Brouillons d’un soir

 

 

Ce soir-là, contrairement à mes sages habitudes, je n’ai pas pris de notes. Alors ce que je vais dire, c’est ce qui m’est resté dans la tête, et qui s’y promène encore par moments.

C’était une soirée consacrée aux brouillons. Sous le titre « Les écrivains sont-ils des gens brouillons ? » organisée dans le cadre du cycle Saison de lecture du 2e arrondissement, avec Sereine Berlottier, Laurent Grisel et Dominique Dussidour, accueillis par Sébastien Rongier (Philippe Rahmy, également prévu, était souffrant ; un texte de lui fut lu).

L’intérêt pour les manuscrits d’écrivains, et a fortiori leurs brouillons, est relativement récent. Le mot apparaît au 16e siècle mais on n’en possède aucun, par exemple, de Molière ou de Corneille. L’âge d’or du brouillon commence au 19e siècle avec Flaubert et s’étend sur tout le 20e siècle où la génétique du texte en fait ses choux gras. La moindre paperolle, proustienne ou pas, devient alors quasi objet de culte…

Manuscrit de Victor Hugo (image BNF)

Manuscrit de Victor Hugo (image BNF)

Aujourd’hui, évidemment, tout cela est remis en question par les progrès de la technologie, qui nous proposent des objets éternellement parfaits, sans la moindre rature ou repentir, au point qu’on serait tenté d’en introduire artificiellement pour les humaniser.

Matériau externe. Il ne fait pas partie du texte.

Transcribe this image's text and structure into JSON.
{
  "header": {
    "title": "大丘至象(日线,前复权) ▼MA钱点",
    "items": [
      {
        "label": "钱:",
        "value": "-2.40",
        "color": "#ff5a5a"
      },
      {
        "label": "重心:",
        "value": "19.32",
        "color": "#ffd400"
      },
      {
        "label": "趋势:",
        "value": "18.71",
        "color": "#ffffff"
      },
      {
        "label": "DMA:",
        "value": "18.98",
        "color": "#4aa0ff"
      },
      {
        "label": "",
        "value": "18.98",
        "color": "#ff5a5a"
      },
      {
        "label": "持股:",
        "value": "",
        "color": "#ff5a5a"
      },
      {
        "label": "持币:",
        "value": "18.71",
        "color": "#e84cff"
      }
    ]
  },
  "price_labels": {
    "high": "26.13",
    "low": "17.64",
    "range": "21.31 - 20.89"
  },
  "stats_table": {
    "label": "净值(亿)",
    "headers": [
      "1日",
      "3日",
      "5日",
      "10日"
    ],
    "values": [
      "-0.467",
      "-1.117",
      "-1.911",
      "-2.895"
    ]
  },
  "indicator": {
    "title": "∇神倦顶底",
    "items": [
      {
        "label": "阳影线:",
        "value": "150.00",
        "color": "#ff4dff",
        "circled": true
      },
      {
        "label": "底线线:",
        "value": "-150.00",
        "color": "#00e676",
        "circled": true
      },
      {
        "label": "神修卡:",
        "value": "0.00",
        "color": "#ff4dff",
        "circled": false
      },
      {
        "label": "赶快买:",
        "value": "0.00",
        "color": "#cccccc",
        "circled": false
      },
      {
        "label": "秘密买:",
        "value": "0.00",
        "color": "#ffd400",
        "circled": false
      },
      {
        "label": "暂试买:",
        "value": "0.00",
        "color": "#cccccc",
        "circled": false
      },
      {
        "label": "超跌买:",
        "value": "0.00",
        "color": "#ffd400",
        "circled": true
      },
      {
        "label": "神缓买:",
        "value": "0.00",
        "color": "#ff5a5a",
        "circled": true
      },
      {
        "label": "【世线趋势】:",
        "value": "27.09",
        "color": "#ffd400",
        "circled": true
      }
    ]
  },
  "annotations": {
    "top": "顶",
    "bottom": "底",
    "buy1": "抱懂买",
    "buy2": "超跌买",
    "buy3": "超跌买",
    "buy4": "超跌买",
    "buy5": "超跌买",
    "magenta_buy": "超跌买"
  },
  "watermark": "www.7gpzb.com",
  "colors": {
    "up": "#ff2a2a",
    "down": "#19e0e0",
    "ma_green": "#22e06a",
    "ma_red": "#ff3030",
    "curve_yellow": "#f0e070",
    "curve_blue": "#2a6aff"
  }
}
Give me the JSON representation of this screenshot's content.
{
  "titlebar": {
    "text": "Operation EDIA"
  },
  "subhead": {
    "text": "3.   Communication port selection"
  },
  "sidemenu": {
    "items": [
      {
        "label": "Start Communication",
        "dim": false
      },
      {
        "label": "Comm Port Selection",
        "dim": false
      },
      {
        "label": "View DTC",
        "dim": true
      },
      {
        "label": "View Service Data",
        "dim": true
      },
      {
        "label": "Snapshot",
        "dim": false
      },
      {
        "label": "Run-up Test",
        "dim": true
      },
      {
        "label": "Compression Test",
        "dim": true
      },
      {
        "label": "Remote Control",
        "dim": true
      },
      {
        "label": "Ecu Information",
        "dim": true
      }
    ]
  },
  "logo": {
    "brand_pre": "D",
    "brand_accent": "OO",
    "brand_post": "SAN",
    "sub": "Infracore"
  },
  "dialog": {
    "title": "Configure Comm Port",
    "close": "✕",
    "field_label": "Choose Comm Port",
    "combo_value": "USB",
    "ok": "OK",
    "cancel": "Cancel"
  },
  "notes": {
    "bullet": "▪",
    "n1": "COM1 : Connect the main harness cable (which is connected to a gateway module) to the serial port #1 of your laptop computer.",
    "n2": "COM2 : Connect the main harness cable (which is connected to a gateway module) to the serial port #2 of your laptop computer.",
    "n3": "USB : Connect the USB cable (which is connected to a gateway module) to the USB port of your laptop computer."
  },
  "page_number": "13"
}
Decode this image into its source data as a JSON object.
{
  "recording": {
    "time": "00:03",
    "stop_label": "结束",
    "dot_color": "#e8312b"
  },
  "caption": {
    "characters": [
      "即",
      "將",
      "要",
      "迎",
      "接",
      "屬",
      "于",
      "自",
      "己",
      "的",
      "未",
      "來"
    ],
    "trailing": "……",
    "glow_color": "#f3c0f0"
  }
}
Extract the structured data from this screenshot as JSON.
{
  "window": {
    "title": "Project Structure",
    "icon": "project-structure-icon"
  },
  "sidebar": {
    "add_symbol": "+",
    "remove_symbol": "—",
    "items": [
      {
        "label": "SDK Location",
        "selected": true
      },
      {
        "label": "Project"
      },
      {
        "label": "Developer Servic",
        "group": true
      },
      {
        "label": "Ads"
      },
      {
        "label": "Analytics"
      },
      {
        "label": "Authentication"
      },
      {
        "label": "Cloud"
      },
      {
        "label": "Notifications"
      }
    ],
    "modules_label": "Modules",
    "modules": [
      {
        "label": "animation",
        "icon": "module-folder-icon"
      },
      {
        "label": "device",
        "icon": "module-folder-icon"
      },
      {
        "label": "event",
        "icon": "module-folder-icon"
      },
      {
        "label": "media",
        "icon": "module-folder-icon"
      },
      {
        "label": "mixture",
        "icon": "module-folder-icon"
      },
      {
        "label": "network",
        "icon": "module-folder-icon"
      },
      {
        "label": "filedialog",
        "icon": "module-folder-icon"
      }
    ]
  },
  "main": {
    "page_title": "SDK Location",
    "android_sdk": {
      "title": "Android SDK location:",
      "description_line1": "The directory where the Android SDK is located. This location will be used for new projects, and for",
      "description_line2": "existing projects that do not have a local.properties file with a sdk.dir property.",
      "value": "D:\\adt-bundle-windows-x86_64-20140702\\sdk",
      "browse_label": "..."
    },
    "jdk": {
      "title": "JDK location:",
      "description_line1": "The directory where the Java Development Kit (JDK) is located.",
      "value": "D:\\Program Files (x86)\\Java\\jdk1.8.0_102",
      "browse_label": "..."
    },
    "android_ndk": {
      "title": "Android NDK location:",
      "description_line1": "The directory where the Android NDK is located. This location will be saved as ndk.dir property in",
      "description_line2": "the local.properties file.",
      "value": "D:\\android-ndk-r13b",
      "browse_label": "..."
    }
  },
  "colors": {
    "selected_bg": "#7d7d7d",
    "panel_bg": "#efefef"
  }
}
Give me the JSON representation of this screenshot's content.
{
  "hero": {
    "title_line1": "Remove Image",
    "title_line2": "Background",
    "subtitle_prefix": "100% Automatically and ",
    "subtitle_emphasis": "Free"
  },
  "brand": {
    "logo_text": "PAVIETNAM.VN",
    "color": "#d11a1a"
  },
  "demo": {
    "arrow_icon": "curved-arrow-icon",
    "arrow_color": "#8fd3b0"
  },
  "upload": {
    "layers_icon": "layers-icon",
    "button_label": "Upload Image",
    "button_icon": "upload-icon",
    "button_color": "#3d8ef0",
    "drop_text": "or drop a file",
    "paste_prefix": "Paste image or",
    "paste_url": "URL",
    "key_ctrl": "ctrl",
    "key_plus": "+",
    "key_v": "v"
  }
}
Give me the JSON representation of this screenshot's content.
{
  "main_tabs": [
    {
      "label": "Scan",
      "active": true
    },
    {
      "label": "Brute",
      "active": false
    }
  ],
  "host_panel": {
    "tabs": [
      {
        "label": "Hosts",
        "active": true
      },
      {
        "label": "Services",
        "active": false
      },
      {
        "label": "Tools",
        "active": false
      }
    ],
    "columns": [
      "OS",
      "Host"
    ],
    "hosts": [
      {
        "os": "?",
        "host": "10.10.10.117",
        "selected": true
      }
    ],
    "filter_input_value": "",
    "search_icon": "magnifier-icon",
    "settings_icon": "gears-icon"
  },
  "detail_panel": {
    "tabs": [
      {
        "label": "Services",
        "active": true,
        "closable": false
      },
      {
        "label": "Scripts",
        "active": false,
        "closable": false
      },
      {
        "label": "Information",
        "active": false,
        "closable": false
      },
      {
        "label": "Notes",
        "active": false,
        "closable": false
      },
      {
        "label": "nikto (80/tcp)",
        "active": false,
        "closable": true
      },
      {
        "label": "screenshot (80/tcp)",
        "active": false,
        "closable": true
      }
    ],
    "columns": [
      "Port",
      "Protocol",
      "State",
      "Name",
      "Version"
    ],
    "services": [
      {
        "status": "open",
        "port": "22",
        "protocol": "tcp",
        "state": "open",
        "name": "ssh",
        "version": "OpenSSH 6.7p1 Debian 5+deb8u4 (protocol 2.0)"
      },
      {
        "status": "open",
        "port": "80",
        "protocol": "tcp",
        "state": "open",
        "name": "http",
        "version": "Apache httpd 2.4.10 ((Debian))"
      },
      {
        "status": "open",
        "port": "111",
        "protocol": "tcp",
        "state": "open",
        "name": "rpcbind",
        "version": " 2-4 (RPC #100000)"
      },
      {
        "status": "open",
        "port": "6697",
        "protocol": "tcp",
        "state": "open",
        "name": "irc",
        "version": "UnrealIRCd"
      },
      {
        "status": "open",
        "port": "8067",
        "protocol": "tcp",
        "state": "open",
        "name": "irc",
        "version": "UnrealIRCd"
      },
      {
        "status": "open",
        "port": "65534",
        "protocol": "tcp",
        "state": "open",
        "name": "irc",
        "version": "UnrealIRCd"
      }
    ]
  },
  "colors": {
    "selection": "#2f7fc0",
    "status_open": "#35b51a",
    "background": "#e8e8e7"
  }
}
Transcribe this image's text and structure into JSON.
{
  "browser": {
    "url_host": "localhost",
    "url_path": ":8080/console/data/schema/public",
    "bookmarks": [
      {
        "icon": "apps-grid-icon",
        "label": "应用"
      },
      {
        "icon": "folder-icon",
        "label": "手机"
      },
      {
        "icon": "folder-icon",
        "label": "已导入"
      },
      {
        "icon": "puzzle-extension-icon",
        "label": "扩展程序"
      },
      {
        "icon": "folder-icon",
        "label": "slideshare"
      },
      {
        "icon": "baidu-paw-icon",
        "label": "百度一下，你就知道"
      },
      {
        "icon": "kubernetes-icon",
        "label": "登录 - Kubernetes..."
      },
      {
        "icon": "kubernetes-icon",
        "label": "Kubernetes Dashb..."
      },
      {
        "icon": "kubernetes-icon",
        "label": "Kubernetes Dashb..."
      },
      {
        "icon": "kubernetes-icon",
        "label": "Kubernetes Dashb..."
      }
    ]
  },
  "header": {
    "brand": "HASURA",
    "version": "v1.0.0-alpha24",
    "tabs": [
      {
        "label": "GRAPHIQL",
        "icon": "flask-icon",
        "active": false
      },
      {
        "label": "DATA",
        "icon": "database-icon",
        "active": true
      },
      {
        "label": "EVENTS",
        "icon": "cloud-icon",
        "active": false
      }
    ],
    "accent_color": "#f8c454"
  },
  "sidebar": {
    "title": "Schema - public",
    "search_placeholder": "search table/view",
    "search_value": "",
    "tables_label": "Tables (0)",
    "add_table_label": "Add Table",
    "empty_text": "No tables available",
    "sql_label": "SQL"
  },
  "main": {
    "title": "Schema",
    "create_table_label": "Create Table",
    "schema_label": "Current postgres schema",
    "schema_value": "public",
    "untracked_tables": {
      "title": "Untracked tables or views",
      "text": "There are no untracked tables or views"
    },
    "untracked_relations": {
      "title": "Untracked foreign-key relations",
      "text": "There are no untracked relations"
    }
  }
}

Ce soir-là donc, il s’agissait de demander aux trois écrivains présents quel est leur rapport au brouillon, de quelle manière ils le pratiquent, et ce que l’ère numérique y a changé. Dominique Dussidour nous a montré comment elle travaille, actuellement, sur une série de textes relatifs à son projet « Sade écrivain », chantier en cours que l’on peut retrouver sur remue.net.  Avant d’arriver sur le site, toutefois, l’élaboration de ces textes passe par plusieurs niveaux de cahiers, qu’elle nous présente (c’est la formule ancienne des actes de naissance : « …un enfant de sexe masculin, qu’il nous présente et auquel il a déclaré donner le prénom de… » – je ne sais pas si on amenait vraiment le nouveau-né au bureau de l’état-civil) et qui constituent des strates successives.

Sereine Berlottier a construit une série de « propositions » représentant autant de manières de considérer le texte en train de s’écrire, les traces de rencontres avec d’autres mots, d’autres images, sur lesquels il s’édifie, comme des réponses qui s’entrecroisent. Enfin le poète Laurent Grisel a expliqué comment, à partir d’un poème-source, Musiques, il transite par des variations associées selon diverses combinaisons possibles pour arriver à un nouveau poème-cible (j’emprunte les termes de source et de cible au vocabulaire de la traduction).

Albrecht Dürer : Le Combat de saint Michel contre le Dragon, point d’appui du poème de Laurent Grisel En s’éloignant de l’apocalypse, A. D., 1497

Albrecht Dürer : Le Combat de saint Michel contre le Dragon, point d’appui du poème de Laurent Grisel En s’éloignant de l’apocalypse, A. D., 1497

Tout cela absolument passionnant ; tout cela n’épuisant nullement le mystère du langage ni celui de la chose écrite.

 

On peut aussi aller voir, sur le site de la BNF, l’exposition virtuelle Brouillons d’écrivains.